Other charges, said the sources, would include failures in foreign policy, maintenance of law and order, price hike in the country, shortage of sugar and cement, military operations in Balochistan and North and South Waziristan, and the stock market crash last year.

The charge-sheet as well as the notice for the no-confidence resolution will be submitted to the National Assembly Secretariat together on Wednesday morning, they said.

The move follows a heated five-day debate on the PSM issue last week during which opposition members held the prime minister – being the chairman of Cabinet Committee on Privatisation that approved the deal – responsible for the faulty deal. They called for his resignation.

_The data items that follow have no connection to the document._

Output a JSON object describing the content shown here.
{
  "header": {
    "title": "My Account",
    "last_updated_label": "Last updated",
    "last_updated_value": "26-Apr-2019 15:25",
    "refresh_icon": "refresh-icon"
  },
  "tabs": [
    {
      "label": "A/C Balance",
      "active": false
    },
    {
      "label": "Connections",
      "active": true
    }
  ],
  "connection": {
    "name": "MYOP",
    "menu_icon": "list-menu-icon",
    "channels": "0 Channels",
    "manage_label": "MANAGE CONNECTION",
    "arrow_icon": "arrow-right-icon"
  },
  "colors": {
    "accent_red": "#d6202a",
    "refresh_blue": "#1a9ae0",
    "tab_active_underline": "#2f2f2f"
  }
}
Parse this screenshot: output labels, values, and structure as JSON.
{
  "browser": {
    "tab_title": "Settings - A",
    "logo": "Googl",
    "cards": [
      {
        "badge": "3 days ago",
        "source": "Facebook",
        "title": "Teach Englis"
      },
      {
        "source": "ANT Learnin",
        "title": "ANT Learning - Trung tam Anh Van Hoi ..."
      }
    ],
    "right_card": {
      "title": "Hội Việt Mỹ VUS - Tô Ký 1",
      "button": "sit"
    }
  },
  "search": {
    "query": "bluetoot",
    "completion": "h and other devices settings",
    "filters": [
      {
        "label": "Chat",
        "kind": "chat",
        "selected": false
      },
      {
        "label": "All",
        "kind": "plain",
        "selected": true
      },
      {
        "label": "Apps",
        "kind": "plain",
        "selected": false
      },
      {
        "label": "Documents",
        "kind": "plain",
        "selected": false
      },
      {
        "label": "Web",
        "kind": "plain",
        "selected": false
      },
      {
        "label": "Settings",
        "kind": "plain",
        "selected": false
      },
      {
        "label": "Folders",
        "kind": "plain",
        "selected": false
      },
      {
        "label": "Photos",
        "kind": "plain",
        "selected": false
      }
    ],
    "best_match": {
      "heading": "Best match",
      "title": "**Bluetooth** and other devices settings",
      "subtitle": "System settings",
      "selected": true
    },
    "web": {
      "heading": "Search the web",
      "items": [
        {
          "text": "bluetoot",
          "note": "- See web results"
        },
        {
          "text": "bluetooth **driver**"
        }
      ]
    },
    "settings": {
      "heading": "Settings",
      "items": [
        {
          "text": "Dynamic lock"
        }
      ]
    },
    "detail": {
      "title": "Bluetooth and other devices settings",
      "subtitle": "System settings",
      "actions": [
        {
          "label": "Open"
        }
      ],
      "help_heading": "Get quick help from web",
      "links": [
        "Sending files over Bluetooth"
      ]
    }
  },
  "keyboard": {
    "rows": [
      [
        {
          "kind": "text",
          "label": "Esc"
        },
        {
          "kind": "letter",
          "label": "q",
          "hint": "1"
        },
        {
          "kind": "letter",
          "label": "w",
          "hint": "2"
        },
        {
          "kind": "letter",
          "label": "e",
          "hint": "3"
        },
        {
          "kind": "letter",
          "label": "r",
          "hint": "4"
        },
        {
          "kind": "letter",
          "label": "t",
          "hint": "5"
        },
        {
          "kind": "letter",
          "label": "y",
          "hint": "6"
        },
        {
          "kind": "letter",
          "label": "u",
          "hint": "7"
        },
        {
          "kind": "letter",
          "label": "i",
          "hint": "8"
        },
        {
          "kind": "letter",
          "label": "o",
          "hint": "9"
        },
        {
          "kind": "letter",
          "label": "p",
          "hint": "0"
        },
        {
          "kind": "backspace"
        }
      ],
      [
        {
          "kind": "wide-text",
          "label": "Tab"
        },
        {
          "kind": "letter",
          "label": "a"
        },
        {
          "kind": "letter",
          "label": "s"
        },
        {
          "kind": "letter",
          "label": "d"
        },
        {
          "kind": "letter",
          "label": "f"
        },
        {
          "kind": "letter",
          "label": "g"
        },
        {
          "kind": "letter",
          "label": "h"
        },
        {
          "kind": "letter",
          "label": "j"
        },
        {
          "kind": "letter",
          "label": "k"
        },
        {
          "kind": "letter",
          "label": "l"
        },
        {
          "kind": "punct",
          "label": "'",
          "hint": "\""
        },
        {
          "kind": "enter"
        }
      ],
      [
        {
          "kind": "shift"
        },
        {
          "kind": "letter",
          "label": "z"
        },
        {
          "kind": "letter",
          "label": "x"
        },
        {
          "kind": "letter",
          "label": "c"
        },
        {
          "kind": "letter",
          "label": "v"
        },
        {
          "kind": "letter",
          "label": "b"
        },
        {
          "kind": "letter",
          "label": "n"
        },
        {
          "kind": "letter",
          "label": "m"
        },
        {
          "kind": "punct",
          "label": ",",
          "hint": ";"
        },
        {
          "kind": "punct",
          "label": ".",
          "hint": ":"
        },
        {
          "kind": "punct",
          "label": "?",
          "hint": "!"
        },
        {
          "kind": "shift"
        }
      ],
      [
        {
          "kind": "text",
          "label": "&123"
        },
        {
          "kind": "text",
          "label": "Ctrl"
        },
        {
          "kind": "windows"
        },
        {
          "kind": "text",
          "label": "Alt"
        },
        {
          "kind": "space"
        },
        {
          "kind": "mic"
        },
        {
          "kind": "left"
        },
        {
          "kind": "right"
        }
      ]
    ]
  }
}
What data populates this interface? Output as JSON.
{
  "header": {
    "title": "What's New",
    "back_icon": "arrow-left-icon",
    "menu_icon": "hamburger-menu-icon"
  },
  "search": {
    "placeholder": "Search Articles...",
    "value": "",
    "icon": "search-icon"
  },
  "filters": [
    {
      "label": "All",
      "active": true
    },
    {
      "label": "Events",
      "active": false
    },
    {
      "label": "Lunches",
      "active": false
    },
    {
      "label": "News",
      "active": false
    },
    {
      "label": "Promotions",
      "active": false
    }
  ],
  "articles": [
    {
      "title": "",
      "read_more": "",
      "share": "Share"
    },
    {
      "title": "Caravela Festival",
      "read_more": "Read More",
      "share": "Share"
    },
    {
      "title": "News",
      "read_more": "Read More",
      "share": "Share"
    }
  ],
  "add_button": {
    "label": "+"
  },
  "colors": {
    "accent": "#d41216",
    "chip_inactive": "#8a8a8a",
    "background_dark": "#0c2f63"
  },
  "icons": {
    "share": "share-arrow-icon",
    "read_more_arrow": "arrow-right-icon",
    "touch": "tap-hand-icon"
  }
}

Such calls are likely to be repeated even more vociferously during the debate on no-confidence resolution on Wednesday.

The constitution says a resolution for a no-confidence vote against the prime minister must be moved by at least 20 per cent members of the house, and voted upon after a minimum of three days but not later than seven days.

The prime minister must cease to hold office if the resolution is passed by a majority of the total members of the house.

But since the ruling coalition enjoys support of 201 members of the 342-seat National Assembly against opposition’s 141, there are hardly any chances of a change in the present set-up in the wake of the no-confidence motion.

President Musharraf’s recent interventions to settle differences within the PML and address MQM’s grievances have further consolidated the government position, thereby burying all chances of the success of no-confidence motion against the prime minister.